Insulate adequately so your home’s heat doesn’t escape through the ceiling. Seal gaps that let warm air leak from the house into the attic. And make sure your attic is ventilated so that cold air from outside can enter that space. Why don’t you want it warm enough to melt the roof snow? When it contacts the cold eaves, it often refreezes, forming a dam.
Cold weather often brings out cozy fires and space heaters. But did you know that space heaters and chimneys are often responsible for house fires?
Home insurance policies cover accidental fires, but if the fire is deemed intentional, these are costly repairs that you are responsible for yourself, so always follow the manufacturer’s instructions for use of the heating equipment and don’t leave heaters unattended.
Keep any heating device far away from anything that can catch fire, like furniture, clothing, people, and pets.
Also make sure to have a professional clean and inspect your chimney prior to the start of every heating season.
Slips and Falls
Be sure to keep your sidewalks, patios, porches and outdoor steps clear of snow and ice during the winter.

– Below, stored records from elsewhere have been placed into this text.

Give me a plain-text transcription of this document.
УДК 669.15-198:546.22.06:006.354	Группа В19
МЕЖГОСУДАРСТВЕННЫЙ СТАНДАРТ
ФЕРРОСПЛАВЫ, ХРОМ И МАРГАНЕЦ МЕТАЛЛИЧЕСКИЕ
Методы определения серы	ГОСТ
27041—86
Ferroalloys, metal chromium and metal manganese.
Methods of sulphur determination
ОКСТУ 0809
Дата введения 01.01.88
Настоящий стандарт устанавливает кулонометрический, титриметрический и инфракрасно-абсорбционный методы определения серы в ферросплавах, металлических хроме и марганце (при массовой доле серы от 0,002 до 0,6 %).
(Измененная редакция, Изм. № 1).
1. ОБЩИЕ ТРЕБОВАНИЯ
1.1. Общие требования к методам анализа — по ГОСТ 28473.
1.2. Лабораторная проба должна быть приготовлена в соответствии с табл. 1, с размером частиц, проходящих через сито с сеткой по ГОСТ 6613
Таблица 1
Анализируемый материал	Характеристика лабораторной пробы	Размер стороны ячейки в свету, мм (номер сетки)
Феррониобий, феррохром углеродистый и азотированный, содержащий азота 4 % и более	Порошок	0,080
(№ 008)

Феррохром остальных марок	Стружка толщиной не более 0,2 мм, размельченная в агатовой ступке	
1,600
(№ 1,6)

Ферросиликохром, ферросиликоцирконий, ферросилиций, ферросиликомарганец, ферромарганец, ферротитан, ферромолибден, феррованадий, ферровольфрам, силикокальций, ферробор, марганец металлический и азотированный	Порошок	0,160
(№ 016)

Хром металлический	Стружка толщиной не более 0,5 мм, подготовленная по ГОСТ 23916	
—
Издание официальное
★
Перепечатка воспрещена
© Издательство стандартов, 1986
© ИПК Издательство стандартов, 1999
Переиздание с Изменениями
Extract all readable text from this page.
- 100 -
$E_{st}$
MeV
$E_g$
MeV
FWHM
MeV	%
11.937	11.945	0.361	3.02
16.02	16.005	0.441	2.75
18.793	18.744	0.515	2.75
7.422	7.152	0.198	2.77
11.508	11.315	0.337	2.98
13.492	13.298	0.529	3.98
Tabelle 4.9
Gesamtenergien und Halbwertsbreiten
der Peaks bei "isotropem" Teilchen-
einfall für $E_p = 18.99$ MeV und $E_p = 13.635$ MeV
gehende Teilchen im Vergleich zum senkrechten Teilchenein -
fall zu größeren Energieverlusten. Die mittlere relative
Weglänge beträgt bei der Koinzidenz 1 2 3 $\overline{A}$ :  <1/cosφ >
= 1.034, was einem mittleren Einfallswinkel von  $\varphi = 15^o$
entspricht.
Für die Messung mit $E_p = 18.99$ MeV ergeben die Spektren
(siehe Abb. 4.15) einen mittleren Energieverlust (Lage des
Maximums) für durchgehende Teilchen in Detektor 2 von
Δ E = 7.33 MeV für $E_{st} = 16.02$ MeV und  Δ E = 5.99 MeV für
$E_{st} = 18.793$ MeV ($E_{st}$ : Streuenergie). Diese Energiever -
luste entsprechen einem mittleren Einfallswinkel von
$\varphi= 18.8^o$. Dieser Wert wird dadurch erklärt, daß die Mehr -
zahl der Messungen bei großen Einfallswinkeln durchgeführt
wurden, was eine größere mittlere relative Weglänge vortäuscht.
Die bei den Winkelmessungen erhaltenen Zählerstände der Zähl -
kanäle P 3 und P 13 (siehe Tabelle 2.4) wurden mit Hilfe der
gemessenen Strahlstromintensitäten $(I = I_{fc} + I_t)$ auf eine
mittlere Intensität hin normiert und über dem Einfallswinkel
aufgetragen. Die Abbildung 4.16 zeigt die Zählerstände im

If someone is visiting your home and is injured from a fall, the standard home insurance policy will cover their medical expenses up to coverage limits, under the medical payments portion of the policy. These coverage limits typically run between $1,000 and $5,000.
But if your visitor’s expenses exceed what your insurance will pay out under medical payment coverage, this raises the potential for lawsuit. In the event your visitor sues you for their injury, the liability portion of your homeowners insurance policy could cover you, typically up to $100,000.
So you have homeowner’s insurance and you’re covered, right? Yes… but. Even though the hazards described above are usually covered by insurance, you should probably think carefully before filing a claim.
Some winter hazards can pose a real danger to you and your family and it may be safest to use insurance funds to have items professionally repaired. But know that a single claim could cause your insurance rates to increase by an average of 9 percent. Filing two or more claims within a short timeframe can result in even higher premium increases or potential policy non-renewal.
Preventing winter homeowner’s claims before they occur is likely to be your lowest-cost option but having adequate homeowners insurance coverage is equally important to save you from financial crisis.